Melatonin and seasonal depression

Melatonin (MEL) hypothesis in seasonal affective disorders (SAD) is supported by: a) historical hint; b) circadian and seasonal MEL periodicity with evidence that the SAD is related to photoperiod; c) relationship between incidence and severity of SAD and latitude; d) the response to bright artificial light (ineffective in depression) which mimics summer time; e) MEL administration can induce some symptoms of the SAD; f) several antidepressant drugs increase MEL plasma levels. Several of these findings are disproved: the light acts independently from the MEL, some antidepressant agents act without modifying MEL levels; a consistent alteration in MEL secretion within SAD has not been convincingly demonstrated.

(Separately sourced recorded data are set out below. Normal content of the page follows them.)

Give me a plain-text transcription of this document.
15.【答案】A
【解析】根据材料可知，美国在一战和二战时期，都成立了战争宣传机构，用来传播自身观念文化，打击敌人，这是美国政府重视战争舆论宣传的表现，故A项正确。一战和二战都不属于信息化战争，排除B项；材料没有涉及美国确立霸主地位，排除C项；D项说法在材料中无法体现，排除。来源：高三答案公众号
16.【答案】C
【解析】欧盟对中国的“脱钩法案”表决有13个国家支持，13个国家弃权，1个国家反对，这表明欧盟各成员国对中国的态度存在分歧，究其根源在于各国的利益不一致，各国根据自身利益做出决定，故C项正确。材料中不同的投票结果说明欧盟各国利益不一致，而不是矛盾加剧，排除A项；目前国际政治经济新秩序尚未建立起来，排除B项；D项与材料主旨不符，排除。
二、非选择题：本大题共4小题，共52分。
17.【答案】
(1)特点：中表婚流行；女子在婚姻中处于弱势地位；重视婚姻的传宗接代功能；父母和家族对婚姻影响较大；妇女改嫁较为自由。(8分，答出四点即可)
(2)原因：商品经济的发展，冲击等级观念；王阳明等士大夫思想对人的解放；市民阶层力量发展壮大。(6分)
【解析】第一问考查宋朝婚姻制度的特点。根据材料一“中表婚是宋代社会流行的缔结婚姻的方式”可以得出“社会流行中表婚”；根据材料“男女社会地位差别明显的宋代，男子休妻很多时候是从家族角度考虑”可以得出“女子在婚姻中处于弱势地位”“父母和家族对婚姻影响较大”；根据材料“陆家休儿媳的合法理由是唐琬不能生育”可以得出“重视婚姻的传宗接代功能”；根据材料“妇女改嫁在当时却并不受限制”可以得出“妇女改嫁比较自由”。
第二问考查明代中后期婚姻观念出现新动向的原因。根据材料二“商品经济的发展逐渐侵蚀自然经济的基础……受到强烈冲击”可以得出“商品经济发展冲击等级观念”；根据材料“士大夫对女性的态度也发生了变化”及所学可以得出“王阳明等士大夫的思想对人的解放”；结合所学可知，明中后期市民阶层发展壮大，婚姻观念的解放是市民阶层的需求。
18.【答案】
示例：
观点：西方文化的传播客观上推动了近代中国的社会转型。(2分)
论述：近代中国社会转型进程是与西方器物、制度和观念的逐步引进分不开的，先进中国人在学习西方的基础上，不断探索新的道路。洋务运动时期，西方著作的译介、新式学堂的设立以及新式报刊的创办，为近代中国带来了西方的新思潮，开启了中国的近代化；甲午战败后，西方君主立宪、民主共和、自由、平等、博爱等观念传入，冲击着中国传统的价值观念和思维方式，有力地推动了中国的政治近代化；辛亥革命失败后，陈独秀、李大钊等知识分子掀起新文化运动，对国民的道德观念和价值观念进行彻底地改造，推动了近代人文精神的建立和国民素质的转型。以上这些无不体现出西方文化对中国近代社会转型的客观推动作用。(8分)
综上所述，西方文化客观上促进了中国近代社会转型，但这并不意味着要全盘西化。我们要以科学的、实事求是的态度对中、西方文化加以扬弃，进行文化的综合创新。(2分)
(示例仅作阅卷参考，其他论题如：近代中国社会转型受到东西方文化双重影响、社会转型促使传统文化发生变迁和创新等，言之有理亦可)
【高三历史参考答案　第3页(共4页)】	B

Relationship between incidence and severity of SAD and latitude suggests a new potential implication of MEL in SAD. The daytime melatonin values reflect changes along the scale of a year in sunshine. Accordingly, the about-yearly periodicity, much larger in amplitude than the half-yearly component, yields ratios smaller than unity. By contrast during darkness an about-half-yearly component is more prominent. As the aurora zone is approached, the intensity of magnetic disturbances increases. Thus, the intensity of these two variables shows inverse relationships with latitude and geomagnetic field decreases plasma levels of MEL and inhibits MEL function.     

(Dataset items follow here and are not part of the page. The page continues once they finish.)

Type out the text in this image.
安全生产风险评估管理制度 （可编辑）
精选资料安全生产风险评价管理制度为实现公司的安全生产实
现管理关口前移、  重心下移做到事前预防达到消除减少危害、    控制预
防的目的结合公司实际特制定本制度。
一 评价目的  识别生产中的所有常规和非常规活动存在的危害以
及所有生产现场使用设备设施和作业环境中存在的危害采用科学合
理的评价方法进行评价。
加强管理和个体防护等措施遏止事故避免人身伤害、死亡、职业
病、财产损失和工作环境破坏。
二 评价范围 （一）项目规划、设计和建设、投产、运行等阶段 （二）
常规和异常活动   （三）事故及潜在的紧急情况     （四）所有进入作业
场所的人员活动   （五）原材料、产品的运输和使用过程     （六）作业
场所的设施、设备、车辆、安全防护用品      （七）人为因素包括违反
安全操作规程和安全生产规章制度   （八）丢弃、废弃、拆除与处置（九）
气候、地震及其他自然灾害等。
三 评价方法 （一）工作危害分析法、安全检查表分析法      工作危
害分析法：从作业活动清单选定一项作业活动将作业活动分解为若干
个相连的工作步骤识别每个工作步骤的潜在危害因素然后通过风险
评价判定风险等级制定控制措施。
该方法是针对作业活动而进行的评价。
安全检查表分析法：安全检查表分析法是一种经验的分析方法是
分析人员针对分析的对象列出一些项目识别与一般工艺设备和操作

Differential pattern of the circadian rhythm of serum melatonin in young and elderly healthy subjects

The daily profile of serum level of melatonin was studied in 10 young and 13 elderly subjects. All of the subjects were physically and psychiatrically healthy and did not have any clinical symptoms related to rhythm disturbance. Blood samples were taken every 3 h for 1 day and serum melatonin levels were determined by RIA. All except for 1 of the elderly subjects exhibited a clear circadian rhythm of serum melatonin level with a nocturnal peak. In both subject groups, the melatonin rhythm showed significant diurnal variation. There was no significant difference in the total melatonin level per day between young and elderly groups, suggesting that there was no influence of aging on daily total melatonin secretion. However, there was a marked difference in the features of the melatonin rhythm between the two groups, i.e., a rapid decline of the melatonin level from the nocturnal peak in the elderly group, suggesting that the off-set time of melatonin secretion advances with aging. Our findings suggest that the pattern of melatonin rhythm alters significantly without clear clinical symptoms in the process of senescence.     

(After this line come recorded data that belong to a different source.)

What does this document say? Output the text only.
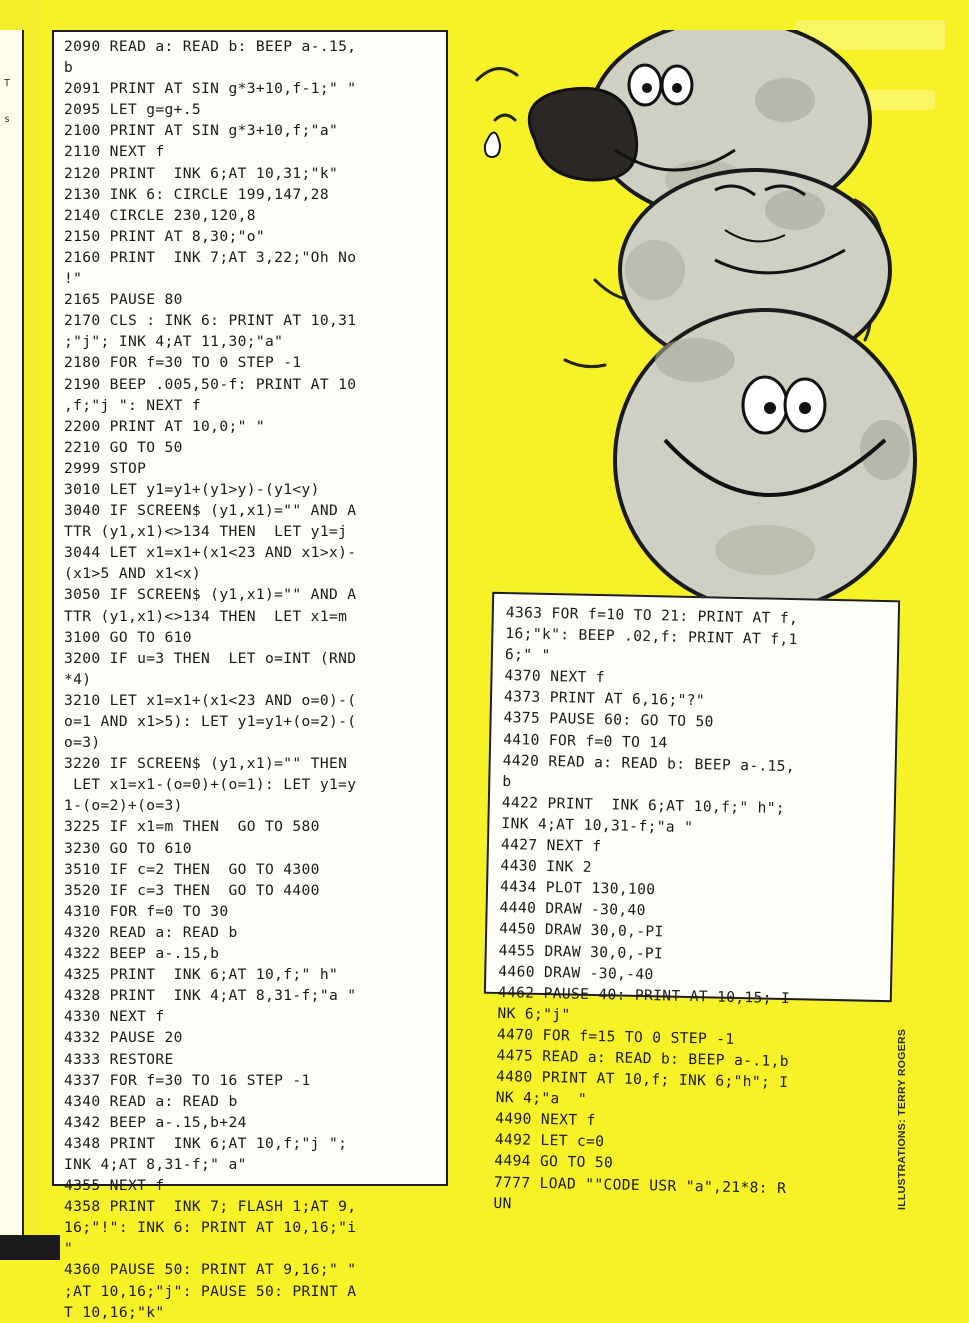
T
s
2090 READ a: READ b: BEEP a-.15,
b
2091 PRINT AT SIN g*3+10,f-1;" "
2095 LET g=g+.5
2100 PRINT AT SIN g*3+10,f;"a"
2110 NEXT f
2120 PRINT  INK 6;AT 10,31;"k"
2130 INK 6: CIRCLE 199,147,28
2140 CIRCLE 230,120,8
2150 PRINT AT 8,30;"o"
2160 PRINT  INK 7;AT 3,22;"Oh No
!"
2165 PAUSE 80
2170 CLS : INK 6: PRINT AT 10,31
;"j"; INK 4;AT 11,30;"a"
2180 FOR f=30 TO 0 STEP -1
2190 BEEP .005,50-f: PRINT AT 10
,f;"j ": NEXT f
2200 PRINT AT 10,0;" "
2210 GO TO 50
2999 STOP
3010 LET y1=y1+(y1>y)-(y1<y)
3040 IF SCREEN$ (y1,x1)="" AND A
TTR (y1,x1)<>134 THEN  LET y1=j
3044 LET x1=x1+(x1<23 AND x1>x)-
(x1>5 AND x1<x)
3050 IF SCREEN$ (y1,x1)="" AND A
TTR (y1,x1)<>134 THEN  LET x1=m
3100 GO TO 610
3200 IF u=3 THEN  LET o=INT (RND
*4)
3210 LET x1=x1+(x1<23 AND o=0)-(
o=1 AND x1>5): LET y1=y1+(o=2)-(
o=3)
3220 IF SCREEN$ (y1,x1)="" THEN
LET x1=x1-(o=0)+(o=1): LET y1=y
1-(o=2)+(o=3)
3225 IF x1=m THEN  GO TO 580
3230 GO TO 610
3510 IF c=2 THEN  GO TO 4300
3520 IF c=3 THEN  GO TO 4400
4310 FOR f=0 TO 30
4320 READ a: READ b
4322 BEEP a-.15,b
4325 PRINT  INK 6;AT 10,f;" h"
4328 PRINT  INK 4;AT 8,31-f;"a "
4330 NEXT f
4332 PAUSE 20
4333 RESTORE
4337 FOR f=30 TO 16 STEP -1
4340 READ a: READ b
4342 BEEP a-.15,b+24
4348 PRINT  INK 6;AT 10,f;"j ";
INK 4;AT 8,31-f;" a"
4355 NEXT f
4358 PRINT  INK 7; FLASH 1;AT 9,
16;"!": INK 6: PRINT AT 10,16;"i
"
4360 PAUSE 50: PRINT AT 9,16;" "
;AT 10,16;"j": PAUSE 50: PRINT A
T 10,16;"k"
4363 FOR f=10 TO 21: PRINT AT f,
16;"k": BEEP .02,f: PRINT AT f,1
6;" "
4370 NEXT f
4373 PRINT AT 6,16;"?"
4375 PAUSE 60: GO TO 50
4410 FOR f=0 TO 14
4420 READ a: READ b: BEEP a-.15,
b
4422 PRINT  INK 6;AT 10,f;" h";
INK 4;AT 10,31-f;"a "
4427 NEXT f
4430 INK 2
4434 PLOT 130,100
4440 DRAW -30,40
4450 DRAW 30,0,-PI
4455 DRAW 30,0,-PI
4460 DRAW -30,-40
4462 PAUSE 40: PRINT AT 10,15; I
NK 6;"j"
4470 FOR f=15 TO 0 STEP -1
4475 READ a: READ b: BEEP a-.1,b
4480 PRINT AT 10,f; INK 6;"h"; I
NK 4;"a  "
4490 NEXT f
4492 LET c=0
4494 GO TO 50
7777 LOAD ""CODE USR "a",21*8: R
UN	ILLUSTRATIONS: TERRY ROGERS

The effect of melatonin on aqueous humor flow in humans during the day

BACKGROUND: Aqueous humor flow through the anterior chamber of the eye undergoes a circadian cycle. The rate of flow during the day is twice as high as the rate of flow at night. The pineal hormone, melatonin, also undergoes a circadian cycle. Melatonin levels are high at night, whereas aqueous humor flow is low. The authors studied the effect of oral melatonin on aqueous humor flow in humans. METHODS: The effect of melatonin on aqueous humor flow was evaluated in 19 healthy human volunteers in a randomized, masked crossover study with a placebo control. The hormone or placebo was administered orally during the day when endogenous levels of melatonin are low. Aqueous flow was measured by fluorophotometry for 8 hours. RESULTS: The mean rate of flow during melatonin treatment was 2.71 +/- 0.64 microliters/minute (+/- standard deviation). The rate of flow during placebo treatment was 2.80 +/- 0.66 microliters/minute. There is no statistically significant difference between these two rates (P = 0.4). With a sample size of 19, the study has a power of 92% to detect at least a 15% difference in the rate of flow under the two conditions. Measurement of plasma concentration of melatonin in five subjects confirmed that concentrations after oral dosage reached peaks comparable with the normal endogenous nocturnal peaks. CONCLUSIONS: The authors conclude that melatonin concentrations during the day, comparable with plasma concentrations that occur spontaneously during sleep, do not suppress aqueous humor formation. The authors find no support for the idea that plasma melatonin, per se, can suppress aqueous formation or that the circadian rhythm of plasma melatonin is primarily responsible for the circadian rhythm of aqueous humor flow.